Limitations of this study

This study did not examine the effect of other biobanking variables on water T2, such as the months or years of storage time at –80°C and the number of freeze-thaw cycles. Future studies need to assess the effect of those variables on water T2. The cut points determined from ROC analysis in this study are preliminary and should be validated/calibrated in a larger cohort. The main purpose of the current ROC analysis was to compare the sensitivity/specificity/AUC of frozen water T2 for detecting poor metabolic health with those of fresh water T2. The use of 44 subjects limited the multiple regression analysis to no more than four predictor variables.
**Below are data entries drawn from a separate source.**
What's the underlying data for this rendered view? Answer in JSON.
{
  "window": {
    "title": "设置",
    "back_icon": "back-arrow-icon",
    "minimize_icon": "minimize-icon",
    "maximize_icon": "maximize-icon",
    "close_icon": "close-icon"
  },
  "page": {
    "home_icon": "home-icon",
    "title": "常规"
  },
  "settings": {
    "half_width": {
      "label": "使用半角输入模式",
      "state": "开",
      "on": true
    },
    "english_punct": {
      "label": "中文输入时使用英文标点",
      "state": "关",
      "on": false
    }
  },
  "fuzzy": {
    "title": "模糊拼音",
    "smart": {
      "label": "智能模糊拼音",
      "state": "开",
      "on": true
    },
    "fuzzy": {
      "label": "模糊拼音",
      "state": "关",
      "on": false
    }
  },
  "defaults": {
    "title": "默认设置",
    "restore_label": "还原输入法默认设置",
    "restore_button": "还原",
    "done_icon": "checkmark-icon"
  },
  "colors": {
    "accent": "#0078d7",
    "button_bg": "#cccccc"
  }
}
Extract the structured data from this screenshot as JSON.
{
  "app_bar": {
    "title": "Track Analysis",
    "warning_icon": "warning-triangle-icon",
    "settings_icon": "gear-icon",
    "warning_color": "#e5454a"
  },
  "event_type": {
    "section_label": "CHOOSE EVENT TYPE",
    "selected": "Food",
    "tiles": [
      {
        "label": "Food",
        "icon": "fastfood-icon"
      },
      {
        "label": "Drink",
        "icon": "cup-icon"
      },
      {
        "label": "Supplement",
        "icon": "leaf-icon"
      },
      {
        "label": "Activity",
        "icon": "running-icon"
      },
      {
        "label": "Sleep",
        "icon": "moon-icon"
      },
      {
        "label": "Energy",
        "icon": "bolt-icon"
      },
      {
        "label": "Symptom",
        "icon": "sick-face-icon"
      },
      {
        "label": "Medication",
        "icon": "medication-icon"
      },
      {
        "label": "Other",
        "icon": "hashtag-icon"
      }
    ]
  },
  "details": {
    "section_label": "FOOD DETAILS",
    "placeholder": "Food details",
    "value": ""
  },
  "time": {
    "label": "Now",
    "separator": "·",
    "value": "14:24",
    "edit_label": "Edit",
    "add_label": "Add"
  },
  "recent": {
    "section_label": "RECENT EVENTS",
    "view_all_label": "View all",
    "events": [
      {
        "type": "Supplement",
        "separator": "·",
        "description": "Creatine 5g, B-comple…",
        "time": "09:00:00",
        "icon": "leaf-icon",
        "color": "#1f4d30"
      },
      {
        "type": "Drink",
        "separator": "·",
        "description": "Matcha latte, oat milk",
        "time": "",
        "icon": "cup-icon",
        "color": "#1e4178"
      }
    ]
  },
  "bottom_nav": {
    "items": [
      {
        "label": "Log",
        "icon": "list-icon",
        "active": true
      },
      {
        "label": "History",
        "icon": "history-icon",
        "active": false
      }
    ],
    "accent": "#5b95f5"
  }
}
Although these variables account for two-thirds to three-fourths of the variation in water T2, the study of a larger number of subjects will permit the identification of other predictor variables to account for the remaining variation in frozen water T2. Given the cross-sectional nature of the study, the frozen water T2 data do not provide a direct measure of the risk for future type 2 diabetes or cardiovascular disease. However, like those for fresh, frozen water T2 values are strongly correlated with markers that have been shown in longitudinal studies to be predictive of incident diabetes and/or cardiovascular disease, specifically complement C3, C4, fibrinogen, haptoglobin, and various cholesterol markers.12,27–30 Analogous to CRP and other inflammatory markers, one must be cautious in the interpretation of water T2 values in subjects with possible acute illness, including subclinical infections. As a screening test for metabolic health, water T2 is best used in subjects without active infectious or inflammatory diseases. Other limitations of this study design have been discussed elsewhere for fresh water T2.12

Conclusion

Frozen plasma and serum water T2 from benchtop NMR relaxometry detects the abnormalities that underlie MetS, namely insulin resistance, dyslipidemia, and subclinical inflammation, with high sensitivity and specificity. However, the freeze-thaw process causes a lowering of water T2 values for both plasma and serum relative to those of freshly drawn samples. Therefore, care must be taken to calibrate metabolic cut points for frozen samples independent of those for fresh samples. With proper calibration, it is feasible to use plasma and serum water T2 values from frozen, biobanked samples to assess metabolic health in subjects who had participated in cohort studies and clinical trials.

Data sharing statement

The datasets used and/or analyzed during the current study are available from the corresponding author upon reasonable request.